Les gouvernements successifs permettent à des personnalités comme A. Santini, Valérie Létard, puis Christian Blanc, Maurice Leroy, et enfin F. Sauvadet d’obtenir des portefeuilles, cependant qu’Hervé Morin reste à la Défense jusqu’en novembre 2010.

Le premier congrès du mouvement, en mai 2008, porte à sa tête ce dernier, et le second congrès le reconduit deux ans plus tard.

Résultats électoraux

S’ils perdent Blois au profit du PS lors des municipales de 2008, les candidats du Nouveau Centre conservent nombre de mairies et enlèvent Châtellerault et Agen.

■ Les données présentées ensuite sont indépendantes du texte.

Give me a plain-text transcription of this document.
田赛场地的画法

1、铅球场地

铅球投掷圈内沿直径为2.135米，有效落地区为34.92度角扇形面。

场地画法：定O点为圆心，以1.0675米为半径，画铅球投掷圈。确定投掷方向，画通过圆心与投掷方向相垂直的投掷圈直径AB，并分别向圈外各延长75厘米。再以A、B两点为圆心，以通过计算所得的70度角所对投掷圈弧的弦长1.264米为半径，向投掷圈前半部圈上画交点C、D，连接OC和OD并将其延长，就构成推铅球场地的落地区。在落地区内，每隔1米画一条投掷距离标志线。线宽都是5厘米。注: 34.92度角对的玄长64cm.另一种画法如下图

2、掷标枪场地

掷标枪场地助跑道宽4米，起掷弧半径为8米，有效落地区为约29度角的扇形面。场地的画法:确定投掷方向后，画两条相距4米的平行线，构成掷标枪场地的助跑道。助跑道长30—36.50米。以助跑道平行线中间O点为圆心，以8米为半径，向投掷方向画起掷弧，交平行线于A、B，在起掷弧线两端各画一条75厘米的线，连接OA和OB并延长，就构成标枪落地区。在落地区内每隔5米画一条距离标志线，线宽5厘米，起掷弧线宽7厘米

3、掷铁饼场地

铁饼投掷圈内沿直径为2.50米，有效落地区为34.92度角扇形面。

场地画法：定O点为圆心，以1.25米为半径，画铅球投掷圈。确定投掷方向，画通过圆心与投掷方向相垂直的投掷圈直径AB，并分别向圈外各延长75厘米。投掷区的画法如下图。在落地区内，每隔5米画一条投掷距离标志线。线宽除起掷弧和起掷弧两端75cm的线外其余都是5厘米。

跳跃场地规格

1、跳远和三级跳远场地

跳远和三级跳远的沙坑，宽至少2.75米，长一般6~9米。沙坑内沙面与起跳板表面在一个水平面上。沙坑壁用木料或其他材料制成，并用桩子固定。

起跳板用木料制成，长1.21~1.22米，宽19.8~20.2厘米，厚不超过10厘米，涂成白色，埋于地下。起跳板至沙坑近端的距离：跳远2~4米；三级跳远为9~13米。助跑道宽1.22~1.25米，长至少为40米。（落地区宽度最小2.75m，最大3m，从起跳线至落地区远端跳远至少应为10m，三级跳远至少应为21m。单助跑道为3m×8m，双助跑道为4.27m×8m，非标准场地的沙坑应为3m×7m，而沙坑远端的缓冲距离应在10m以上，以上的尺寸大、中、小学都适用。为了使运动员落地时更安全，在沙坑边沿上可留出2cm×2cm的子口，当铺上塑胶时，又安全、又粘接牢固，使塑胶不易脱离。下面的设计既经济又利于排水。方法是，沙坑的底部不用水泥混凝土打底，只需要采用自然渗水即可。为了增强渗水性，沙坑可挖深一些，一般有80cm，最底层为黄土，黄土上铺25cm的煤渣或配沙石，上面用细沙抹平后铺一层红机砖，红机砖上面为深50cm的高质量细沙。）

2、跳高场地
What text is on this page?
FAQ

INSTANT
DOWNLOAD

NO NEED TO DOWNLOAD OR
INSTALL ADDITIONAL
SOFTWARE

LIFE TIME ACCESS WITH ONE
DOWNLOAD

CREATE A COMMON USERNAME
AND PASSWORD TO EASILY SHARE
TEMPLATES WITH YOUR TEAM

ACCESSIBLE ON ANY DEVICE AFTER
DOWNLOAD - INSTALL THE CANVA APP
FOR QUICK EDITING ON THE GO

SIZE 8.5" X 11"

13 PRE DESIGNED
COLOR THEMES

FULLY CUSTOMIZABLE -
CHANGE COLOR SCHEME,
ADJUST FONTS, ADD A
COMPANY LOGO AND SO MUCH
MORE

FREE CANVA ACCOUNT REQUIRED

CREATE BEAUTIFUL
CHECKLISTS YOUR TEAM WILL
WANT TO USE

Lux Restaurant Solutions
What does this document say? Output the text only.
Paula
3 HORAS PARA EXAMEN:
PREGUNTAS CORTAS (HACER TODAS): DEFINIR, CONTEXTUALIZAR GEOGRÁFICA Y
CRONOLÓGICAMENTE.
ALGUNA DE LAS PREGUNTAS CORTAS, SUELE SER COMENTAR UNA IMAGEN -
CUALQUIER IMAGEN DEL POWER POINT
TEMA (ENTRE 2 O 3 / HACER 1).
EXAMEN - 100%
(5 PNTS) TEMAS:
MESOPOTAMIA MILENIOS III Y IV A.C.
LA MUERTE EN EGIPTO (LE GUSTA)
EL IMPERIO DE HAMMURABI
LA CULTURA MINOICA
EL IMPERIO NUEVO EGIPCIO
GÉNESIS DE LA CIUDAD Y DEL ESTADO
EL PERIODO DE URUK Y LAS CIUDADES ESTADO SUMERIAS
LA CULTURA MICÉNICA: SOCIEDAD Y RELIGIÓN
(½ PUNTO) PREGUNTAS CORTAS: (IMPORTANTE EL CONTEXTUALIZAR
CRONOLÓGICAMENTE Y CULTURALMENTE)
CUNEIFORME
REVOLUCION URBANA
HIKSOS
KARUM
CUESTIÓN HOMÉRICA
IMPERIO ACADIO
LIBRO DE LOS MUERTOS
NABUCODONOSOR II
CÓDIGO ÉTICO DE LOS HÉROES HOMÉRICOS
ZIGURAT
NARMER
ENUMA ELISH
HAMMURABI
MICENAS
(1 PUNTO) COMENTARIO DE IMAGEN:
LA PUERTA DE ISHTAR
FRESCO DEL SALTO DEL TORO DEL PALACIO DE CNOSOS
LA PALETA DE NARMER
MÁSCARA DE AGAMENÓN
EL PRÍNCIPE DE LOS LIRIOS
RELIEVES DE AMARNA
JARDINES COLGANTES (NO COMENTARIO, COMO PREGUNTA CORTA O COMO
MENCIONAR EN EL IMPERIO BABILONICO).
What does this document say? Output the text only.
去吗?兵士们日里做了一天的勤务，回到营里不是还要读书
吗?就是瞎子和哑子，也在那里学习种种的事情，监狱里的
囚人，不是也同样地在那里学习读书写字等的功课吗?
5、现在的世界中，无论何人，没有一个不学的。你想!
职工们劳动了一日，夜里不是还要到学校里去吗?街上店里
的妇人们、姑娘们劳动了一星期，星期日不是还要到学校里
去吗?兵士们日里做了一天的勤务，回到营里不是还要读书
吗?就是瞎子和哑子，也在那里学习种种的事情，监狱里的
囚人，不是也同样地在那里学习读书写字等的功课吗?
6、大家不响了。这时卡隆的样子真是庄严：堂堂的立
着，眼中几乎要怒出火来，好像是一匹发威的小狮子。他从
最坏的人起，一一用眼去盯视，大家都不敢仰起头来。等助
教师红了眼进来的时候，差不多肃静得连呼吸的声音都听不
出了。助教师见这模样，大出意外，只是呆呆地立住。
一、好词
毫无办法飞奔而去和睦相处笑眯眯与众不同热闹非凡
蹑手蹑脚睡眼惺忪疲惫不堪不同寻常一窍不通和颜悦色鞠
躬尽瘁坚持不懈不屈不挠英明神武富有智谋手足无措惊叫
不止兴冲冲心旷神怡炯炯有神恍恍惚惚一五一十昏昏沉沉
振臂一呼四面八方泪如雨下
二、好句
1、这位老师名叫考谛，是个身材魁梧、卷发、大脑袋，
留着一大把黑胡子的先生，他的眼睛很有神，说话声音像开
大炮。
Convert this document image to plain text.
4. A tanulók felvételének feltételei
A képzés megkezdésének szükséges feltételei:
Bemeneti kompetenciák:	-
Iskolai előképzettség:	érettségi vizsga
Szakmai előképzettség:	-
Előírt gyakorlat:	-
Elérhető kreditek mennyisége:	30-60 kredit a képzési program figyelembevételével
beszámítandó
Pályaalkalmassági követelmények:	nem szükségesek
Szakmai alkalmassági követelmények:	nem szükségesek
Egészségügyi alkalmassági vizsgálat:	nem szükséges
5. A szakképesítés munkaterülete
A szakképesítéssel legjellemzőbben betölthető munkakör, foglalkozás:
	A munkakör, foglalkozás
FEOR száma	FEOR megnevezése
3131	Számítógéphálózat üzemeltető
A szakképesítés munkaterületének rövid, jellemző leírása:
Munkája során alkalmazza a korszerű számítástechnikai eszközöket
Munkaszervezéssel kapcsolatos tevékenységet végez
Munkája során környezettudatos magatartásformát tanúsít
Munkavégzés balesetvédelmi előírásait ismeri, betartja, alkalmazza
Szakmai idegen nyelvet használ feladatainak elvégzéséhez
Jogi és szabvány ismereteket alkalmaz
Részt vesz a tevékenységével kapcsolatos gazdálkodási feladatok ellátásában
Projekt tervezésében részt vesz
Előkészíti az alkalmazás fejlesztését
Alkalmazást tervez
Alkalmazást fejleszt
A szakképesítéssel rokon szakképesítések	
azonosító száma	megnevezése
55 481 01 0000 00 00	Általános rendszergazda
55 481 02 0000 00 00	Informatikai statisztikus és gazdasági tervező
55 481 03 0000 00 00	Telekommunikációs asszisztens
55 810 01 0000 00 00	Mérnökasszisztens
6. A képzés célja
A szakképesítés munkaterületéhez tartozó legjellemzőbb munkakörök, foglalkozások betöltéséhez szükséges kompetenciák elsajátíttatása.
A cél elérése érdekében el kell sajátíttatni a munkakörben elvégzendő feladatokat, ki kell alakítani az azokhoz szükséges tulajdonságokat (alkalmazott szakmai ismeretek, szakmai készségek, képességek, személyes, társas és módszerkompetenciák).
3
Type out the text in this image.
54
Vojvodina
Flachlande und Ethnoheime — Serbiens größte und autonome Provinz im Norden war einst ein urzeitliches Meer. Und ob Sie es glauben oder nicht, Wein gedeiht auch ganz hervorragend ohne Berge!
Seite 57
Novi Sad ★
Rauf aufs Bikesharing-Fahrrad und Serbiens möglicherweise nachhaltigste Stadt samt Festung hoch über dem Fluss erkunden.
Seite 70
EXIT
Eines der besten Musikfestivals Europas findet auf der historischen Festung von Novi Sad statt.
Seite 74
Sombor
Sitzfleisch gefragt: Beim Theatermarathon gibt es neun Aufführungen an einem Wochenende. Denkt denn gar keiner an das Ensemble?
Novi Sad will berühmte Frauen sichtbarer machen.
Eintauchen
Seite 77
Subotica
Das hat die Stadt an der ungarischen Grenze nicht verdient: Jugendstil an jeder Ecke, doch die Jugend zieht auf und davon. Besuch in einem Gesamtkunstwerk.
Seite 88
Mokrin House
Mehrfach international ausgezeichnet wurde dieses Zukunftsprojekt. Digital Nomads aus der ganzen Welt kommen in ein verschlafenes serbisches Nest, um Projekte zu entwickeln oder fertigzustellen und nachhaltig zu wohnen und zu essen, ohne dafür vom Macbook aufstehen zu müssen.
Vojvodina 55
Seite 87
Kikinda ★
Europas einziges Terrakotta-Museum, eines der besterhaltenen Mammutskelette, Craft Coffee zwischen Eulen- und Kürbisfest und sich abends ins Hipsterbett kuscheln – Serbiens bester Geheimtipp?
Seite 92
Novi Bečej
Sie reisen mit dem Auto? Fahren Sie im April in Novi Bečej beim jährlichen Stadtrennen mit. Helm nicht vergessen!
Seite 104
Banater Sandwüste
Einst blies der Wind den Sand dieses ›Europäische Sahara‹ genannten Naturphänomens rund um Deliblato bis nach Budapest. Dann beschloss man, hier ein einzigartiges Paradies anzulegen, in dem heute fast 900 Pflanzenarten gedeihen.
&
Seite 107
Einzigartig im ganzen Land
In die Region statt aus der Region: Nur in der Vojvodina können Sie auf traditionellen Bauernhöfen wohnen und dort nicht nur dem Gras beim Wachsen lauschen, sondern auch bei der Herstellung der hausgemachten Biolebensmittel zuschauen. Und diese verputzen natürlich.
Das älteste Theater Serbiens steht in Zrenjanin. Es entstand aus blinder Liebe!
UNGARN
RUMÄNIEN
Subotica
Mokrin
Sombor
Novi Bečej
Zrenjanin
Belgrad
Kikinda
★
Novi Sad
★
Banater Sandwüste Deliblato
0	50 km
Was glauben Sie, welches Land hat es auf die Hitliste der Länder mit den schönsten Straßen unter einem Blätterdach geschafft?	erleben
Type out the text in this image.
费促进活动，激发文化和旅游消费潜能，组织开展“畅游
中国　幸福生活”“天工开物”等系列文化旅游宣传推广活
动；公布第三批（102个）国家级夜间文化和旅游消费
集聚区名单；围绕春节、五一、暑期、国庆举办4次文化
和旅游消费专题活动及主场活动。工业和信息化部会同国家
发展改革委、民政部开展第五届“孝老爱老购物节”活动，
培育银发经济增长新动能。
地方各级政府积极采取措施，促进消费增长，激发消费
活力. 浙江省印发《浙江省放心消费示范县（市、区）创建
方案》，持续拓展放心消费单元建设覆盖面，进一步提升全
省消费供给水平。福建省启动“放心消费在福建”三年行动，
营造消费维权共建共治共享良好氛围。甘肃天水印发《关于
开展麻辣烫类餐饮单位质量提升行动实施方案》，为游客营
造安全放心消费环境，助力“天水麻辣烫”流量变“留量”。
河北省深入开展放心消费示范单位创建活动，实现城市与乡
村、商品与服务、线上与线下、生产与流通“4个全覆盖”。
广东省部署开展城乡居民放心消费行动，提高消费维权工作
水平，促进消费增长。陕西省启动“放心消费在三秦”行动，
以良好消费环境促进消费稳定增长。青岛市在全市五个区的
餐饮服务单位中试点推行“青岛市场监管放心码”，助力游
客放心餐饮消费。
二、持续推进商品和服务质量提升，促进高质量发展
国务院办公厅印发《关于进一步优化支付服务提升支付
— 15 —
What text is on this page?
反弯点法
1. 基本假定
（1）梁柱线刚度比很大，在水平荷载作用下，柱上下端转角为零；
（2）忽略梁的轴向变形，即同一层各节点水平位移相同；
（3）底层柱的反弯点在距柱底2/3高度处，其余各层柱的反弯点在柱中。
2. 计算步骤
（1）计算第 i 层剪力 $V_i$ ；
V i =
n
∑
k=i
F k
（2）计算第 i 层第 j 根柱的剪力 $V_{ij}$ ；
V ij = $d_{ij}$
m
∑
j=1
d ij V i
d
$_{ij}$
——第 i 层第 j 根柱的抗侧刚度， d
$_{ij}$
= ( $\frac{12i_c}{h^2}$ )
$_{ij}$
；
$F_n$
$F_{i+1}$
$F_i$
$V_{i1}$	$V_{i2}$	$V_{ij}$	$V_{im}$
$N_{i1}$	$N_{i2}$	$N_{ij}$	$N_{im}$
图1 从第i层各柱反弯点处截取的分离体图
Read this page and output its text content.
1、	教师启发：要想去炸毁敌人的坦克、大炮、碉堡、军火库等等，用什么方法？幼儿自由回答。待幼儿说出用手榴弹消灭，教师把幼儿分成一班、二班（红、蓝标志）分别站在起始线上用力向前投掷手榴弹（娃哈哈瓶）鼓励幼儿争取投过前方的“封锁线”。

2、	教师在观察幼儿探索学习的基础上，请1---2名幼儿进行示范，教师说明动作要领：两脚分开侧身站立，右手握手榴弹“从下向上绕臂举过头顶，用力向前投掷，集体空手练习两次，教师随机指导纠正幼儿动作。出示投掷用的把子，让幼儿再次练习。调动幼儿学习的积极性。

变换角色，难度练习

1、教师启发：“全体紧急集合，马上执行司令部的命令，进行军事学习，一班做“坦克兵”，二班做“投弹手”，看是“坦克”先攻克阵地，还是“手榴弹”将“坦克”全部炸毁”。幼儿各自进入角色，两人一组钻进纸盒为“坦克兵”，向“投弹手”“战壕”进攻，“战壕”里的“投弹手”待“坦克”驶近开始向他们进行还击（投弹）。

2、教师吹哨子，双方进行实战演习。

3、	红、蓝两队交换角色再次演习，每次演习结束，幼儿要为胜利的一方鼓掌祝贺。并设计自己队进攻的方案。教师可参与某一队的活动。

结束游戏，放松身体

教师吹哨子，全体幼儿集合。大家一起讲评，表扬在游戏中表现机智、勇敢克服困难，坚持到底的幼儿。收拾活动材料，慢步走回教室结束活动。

Ils s’allient avec l’UMP lors des européennes de 2009, obtenant environ 20 % de sièges sur les listes présentées par la grande formation de droite. Aux cantonales de 2011, ils dépassent les 3 % aux deux tours, font élire une soixantaine de conseillers généraux et gardent la présidence des départements du Calvados, de la Côte d’Or, du Loir-et-Cher et de l’Yonne. La progression est sensible aux sénatoriales de septembre 2011, puisque le groupe se renforce de 7 nouveaux venus, portant ses effectifs à 16.

Vers la course présidentielle

Le remaniement ministériel de novembre 2010 ayant écarté nombre de centristes, dont Hervé Morin, un champ électoral se dessine, que convoitent à la fois F. Bayrou, Corinne Lepage, Jean-Louis Borloo et l’ancien ministre de la Défense. Le parti radical et le Nouveau Centre s’entendent en juin 2011 avec la Gauche moderne de Jean-Marie Bockel et la Convention démocrate d’Hervé de Charrette pour créer l’Alliance républicaine environnementale et sociale (ARES).

Mais des tensions se font jour entre H. Morin, décidé à porter les couleurs de son parti à l'élection présidentielle de 2012, et J.-L. Borloo qui a déjà fait part de son intention de concourir. Après la rétractation de ce dernier en octobre, et contre l’avis du gros des élus de la formation, bien plus soucieux de négocier un accord électoral législatif avec l’UMP, H. Morin officialise à la fin de novembre 2011 son intention de participer à cette échéance majeure.